The Bookseller writes
Legal publisher and former master of The Stationers’ Company Neville Cusworth has died at the age 86. He passed away on 17th September 2025.
Born in Dusseldorf in 1938 to parents living and working in Germany at that time, Cusworth went on to spend several years separated from his parents due to the Second World War and the family’s inability to reunite in England. He attended St Paul’s School before going to Keble College, Oxford where he read Jurisprudence, graduating in 1961.
He initially worked at Penguin before moving to law publisher Butterworths (now part of RELX, formerly known as Reed Elsevier) in 1967, where he remained for 32 years, rising from legal editorial to become chief executive of global legal publishing operations. During his career, he published a significant number of high-profile UK authors and was “instrumental” in the global growth of the Butterworths group.
In the early 1980s, Cusworth grasped the significance of electronic database publishing and helped to put Butterworths at the forefront of new legal technology.
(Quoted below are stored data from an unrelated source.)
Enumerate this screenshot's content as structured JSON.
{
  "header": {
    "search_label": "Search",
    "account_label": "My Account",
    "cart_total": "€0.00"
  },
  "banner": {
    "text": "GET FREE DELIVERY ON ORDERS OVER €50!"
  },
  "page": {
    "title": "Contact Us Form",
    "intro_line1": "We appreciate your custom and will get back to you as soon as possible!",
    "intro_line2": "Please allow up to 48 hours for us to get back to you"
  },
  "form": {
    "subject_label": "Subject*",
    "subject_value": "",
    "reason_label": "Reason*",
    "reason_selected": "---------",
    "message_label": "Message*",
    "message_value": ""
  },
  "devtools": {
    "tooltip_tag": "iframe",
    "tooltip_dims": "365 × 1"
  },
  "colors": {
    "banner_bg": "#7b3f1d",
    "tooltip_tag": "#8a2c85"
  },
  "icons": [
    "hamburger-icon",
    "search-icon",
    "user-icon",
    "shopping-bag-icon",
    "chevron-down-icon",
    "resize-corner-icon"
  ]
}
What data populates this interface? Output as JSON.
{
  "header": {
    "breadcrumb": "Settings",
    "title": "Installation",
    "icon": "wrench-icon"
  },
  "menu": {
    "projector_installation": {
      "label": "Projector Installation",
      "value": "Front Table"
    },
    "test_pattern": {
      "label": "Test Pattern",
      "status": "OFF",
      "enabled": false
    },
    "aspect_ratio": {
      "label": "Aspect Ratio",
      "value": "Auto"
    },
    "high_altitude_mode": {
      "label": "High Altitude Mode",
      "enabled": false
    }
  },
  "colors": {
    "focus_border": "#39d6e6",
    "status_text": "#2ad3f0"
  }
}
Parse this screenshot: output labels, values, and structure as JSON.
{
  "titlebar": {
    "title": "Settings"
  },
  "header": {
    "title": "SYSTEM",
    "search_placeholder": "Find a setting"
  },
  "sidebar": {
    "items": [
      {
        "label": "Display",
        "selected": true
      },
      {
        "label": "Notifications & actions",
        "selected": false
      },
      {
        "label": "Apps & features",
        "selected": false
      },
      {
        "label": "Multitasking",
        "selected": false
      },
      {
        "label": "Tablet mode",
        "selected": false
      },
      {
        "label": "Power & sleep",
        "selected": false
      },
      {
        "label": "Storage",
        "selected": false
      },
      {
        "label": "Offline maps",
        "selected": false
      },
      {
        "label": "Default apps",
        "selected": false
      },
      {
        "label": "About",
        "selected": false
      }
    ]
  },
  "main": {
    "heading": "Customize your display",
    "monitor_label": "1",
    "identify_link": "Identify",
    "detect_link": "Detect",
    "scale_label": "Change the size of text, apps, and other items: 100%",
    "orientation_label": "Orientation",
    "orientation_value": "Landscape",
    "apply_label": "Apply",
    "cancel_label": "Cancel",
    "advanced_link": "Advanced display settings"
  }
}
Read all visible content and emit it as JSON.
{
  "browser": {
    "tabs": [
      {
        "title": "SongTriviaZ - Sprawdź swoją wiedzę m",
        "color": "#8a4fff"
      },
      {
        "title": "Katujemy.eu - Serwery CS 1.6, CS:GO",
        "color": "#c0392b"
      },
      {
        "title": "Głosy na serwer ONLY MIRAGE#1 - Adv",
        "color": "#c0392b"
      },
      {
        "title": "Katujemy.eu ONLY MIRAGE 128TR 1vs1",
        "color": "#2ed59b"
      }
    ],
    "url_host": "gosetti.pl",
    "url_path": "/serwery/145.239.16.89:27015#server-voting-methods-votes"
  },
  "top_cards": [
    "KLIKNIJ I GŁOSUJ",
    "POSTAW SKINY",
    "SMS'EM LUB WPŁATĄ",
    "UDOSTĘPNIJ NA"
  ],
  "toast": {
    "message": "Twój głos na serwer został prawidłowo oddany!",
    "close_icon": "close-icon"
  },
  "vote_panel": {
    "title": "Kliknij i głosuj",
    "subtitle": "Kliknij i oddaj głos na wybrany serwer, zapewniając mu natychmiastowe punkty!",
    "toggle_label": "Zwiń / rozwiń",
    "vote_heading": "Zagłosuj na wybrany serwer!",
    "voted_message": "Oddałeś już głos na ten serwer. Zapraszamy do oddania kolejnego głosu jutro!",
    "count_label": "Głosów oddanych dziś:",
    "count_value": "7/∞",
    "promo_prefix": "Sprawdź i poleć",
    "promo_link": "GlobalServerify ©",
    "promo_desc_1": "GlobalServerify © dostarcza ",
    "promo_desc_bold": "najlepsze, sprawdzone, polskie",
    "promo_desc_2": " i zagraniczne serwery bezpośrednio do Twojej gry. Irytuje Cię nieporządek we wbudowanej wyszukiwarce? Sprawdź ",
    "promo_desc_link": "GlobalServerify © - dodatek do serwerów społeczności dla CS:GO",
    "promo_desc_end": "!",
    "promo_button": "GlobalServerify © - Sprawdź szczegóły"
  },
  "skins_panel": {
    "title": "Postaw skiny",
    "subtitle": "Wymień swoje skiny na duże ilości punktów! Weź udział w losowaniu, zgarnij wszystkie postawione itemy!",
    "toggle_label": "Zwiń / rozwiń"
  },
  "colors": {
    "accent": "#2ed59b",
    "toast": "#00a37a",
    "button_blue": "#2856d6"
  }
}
In the mid 1990s, he was a senior member of the team that acquired Butterworths’ far-larger American partner for Reed Elsevier.
Cusworth’s interests ranged from architecture, art, theatre – especially opera and ballet – and history, particularly the local history of Cornwall, where he and his wife Sue moved in 1995. His “meticulously-researched” book Sheviock: History of a Cornish Coastal Manor and Parish (Phillimore) was published in 2009.